和田寛司氏・荒木源希氏の2名をゲストとして迎えた本レクチャーは京都会場からのオンライン開催となり、全国各地から参加者が集まった。参加者にはレクチャーを聞きながら、2者の取り組みに「共通すること」を探してもらい、チャットボックスに投稿してもらった(上図参照)。後半は、これらの中から深堀りしたい共通項を選定して、ディスカッションを行った。

設計と施工のバランスをはかる

河野:みなさんからいろいろな共通項を挙げていただきました。「建築家と施主さんと一緒に時間を紡ぐ」「手の即興性、場の即興性」「2人ともセルフビルドで共通だが、やり方は全然違う」「施工しながら設計するは昔ながらの大御所設計者もやっていたことです。今日の2人にも共通することですね」「つくりながら考え」「マイアミさんの「即興し続けると即興じゃなくなる」というのと、荒木さんの「施工ばかりしていると設計したくなる」というのがつながるような気がした」「他者を信じる」「コントロールができないもの」「実感・体験・挑戦」「現場で作る楽しさを知っている」「自分の手と、その場に居合わせた人たちの手を大事にしている」「自分で作ることが楽しいと気付いたこと」「お二人とも手を動かすことを楽しんでると思う」「粘り腰なところ」「ウサギかカメかといったらカメ」「自分の建築の造り方を施工を通して深めている」「作業から施工から建築の価値を深めている」「お二人とも相手とのコミュニケーションが上手だと思う」「共に作る人に対する尊敬」。
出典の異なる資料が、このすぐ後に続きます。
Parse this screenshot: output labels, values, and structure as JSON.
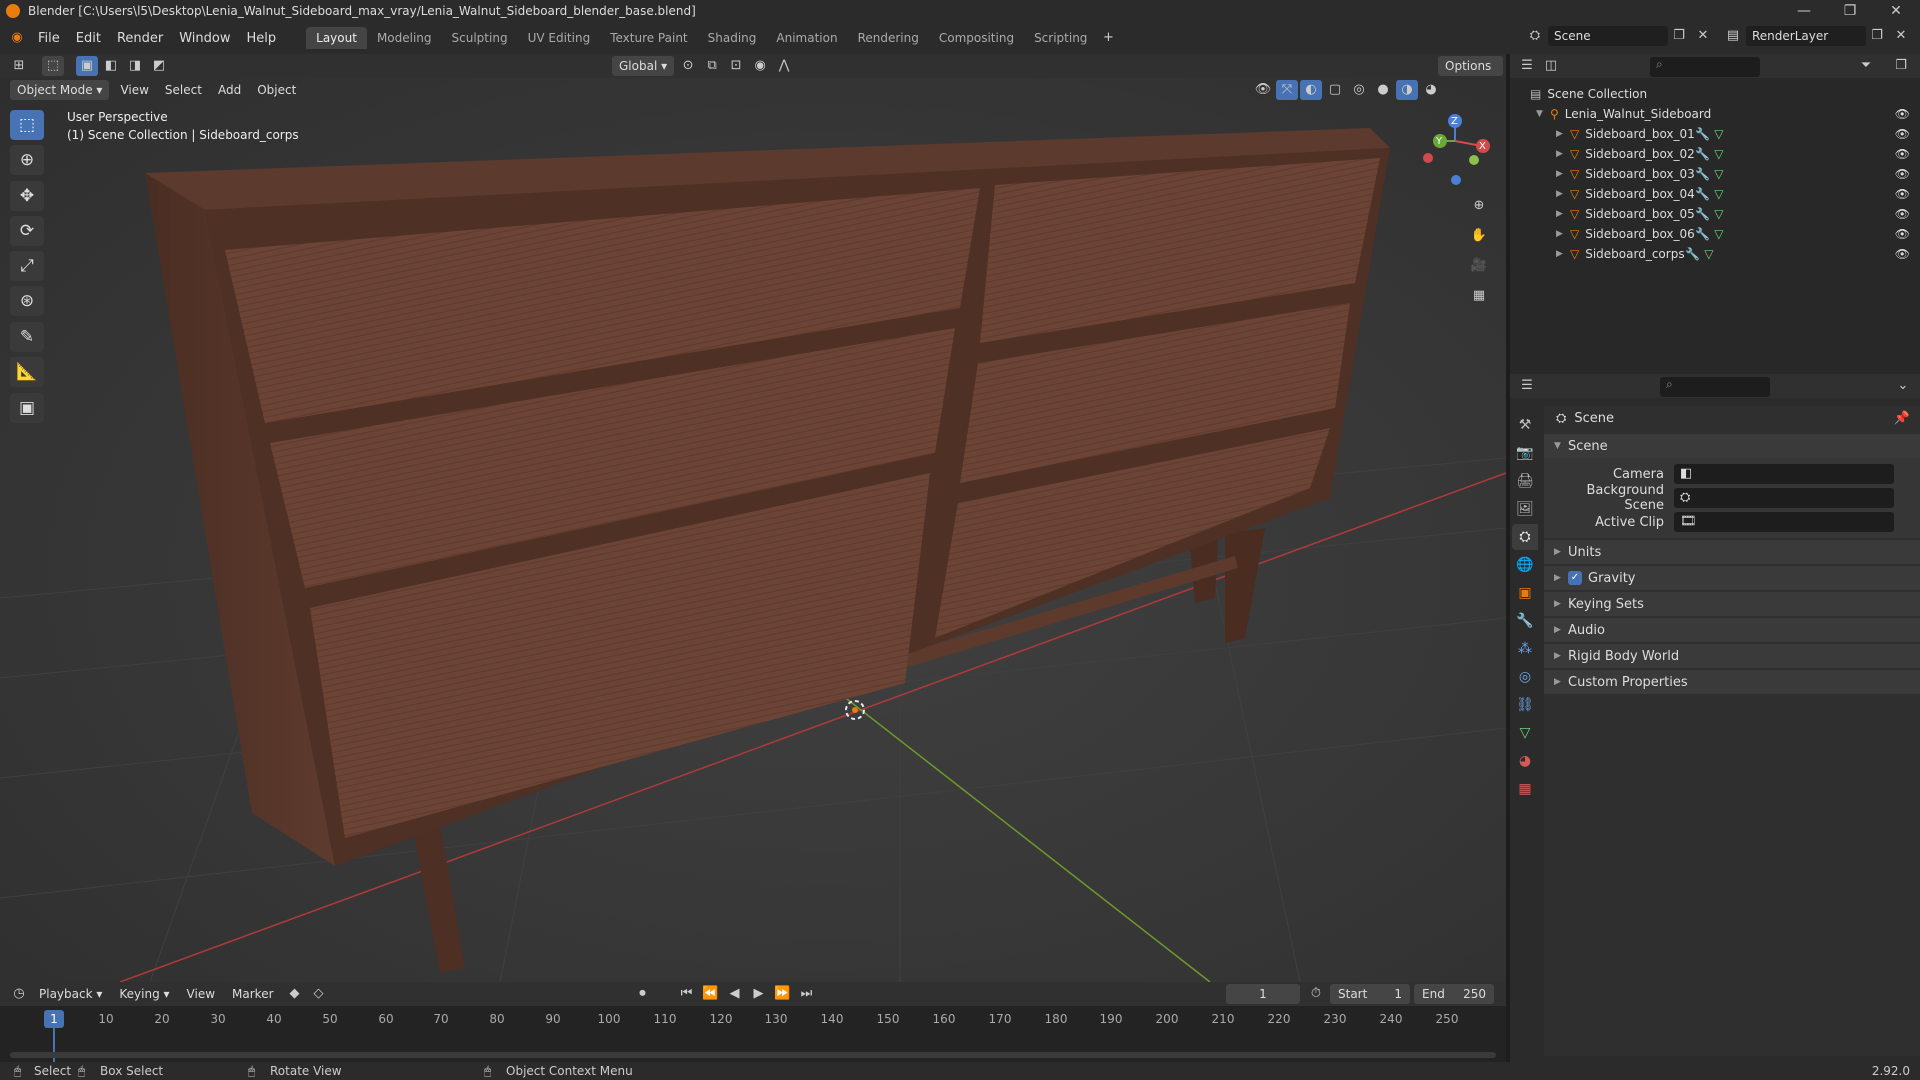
{
  "window": {
    "title": "Blender [C:\\Users\\l5\\Desktop\\Lenia_Walnut_Sideboard_max_vray/Lenia_Walnut_Sideboard_blender_base.blend]"
  },
  "menu": {
    "items": [
      "File",
      "Edit",
      "Render",
      "Window",
      "Help"
    ]
  },
  "workspaces": [
    "Layout",
    "Modeling",
    "Sculpting",
    "UV Editing",
    "Texture Paint",
    "Shading",
    "Animation",
    "Rendering",
    "Compositing",
    "Scripting"
  ],
  "topbar": {
    "scene": "Scene",
    "render_layer": "RenderLayer"
  },
  "viewport_header": {
    "transform_orientation": "Global",
    "options_label": "Options",
    "mode": "Object Mode",
    "menus": [
      "View",
      "Select",
      "Add",
      "Object"
    ]
  },
  "viewport": {
    "perspective_label": "User Perspective",
    "collection_label": "(1) Scene Collection | Sideboard_corps"
  },
  "gizmo": {
    "x": "X",
    "y": "Y",
    "z": "Z"
  },
  "outliner": {
    "root": "Scene Collection",
    "collection": "Lenia_Walnut_Sideboard",
    "objects": [
      "Sideboard_box_01",
      "Sideboard_box_02",
      "Sideboard_box_03",
      "Sideboard_box_04",
      "Sideboard_box_05",
      "Sideboard_box_06",
      "Sideboard_corps"
    ]
  },
  "properties": {
    "context": "Scene",
    "panel": "Scene",
    "fields": {
      "camera": "Camera",
      "background_scene": "Background Scene",
      "active_clip": "Active Clip"
    },
    "subpanels": [
      "Units",
      "Gravity",
      "Keying Sets",
      "Audio",
      "Rigid Body World",
      "Custom Properties"
    ],
    "gravity_checked": true
  },
  "timeline": {
    "menus": [
      "Playback",
      "Keying",
      "View",
      "Marker"
    ],
    "current_frame": "1",
    "start_label": "Start",
    "start": "1",
    "end_label": "End",
    "end": "250",
    "ruler": [
      "1",
      "10",
      "20",
      "30",
      "40",
      "50",
      "60",
      "70",
      "80",
      "90",
      "100",
      "110",
      "120",
      "130",
      "140",
      "150",
      "160",
      "170",
      "180",
      "190",
      "200",
      "210",
      "220",
      "230",
      "240",
      "250"
    ]
  },
  "status": {
    "select": "Select",
    "box_select": "Box Select",
    "rotate": "Rotate View",
    "context_menu": "Object Context Menu",
    "version": "2.92.0"
  },
  "colors": {
    "accent": "#4772b3",
    "orange": "#e87d0d",
    "wood": "#6b4435"
  }
}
みなさんありがとうございます。少し話を深めたいと思うのですが、気になった言葉はありましたか。少し話を深めたいと思うのですが、気になった言葉はありましたか。
 少し話を深めたいと思うのですが、気になった言葉はありましたか。

和田:荒木さんが最初に施工をみんなでやった後、「何がしたかったのかわからなくなった」と言われたじゃないですか。そこで、現場に入る比率を減らして、設計のほうに重きを置くようにしたということでしたが、なぜそちらに行かれたのでしょうか。

荒木:なんででしょうね。でも、根源的には設計をしたいというのがもともとあるし、たぶんつくることを長くやればやるほど、設計をしたくなったということだと思います。現場は僕も大好きだし、お祭り的な状況は本当に楽しいので、たぶんいくらでもいられるのですが、それだけでは満足できなかったということですね。

和田:現場で実際に施工をしていると、「使う脳って違うんやな」ということを本当に思います。事務所にいて設計してる脳と、現場で働きながら考える脳はすごく違って、それを横断するのがめちゃくちゃ大変なんですよね。現場終わった後に帰って、パソコン立ち上げて模型作ってとか「まじで無理やな」って(笑)。だから、そういう意味ではスタディをめちゃくちゃ重ねて、かなり細かいディテールまで突き詰めていくっていう、設計事務所の所員時代にやっていたことは、現場では難しいなと思いますね。なので荒木さんが現場と設計の比重を変えたという話は「なるほど」と思いました。

河野:先ほど上がった、「マイアミさんの「即興し続けると即興じゃなくなる」というのと、荒木さんの「施工ばかりしていると設計したくなる」というのがつながるような気がした」と通ずるところだと思います。この項目を挙げていただいた権藤先生、一言いただけますか。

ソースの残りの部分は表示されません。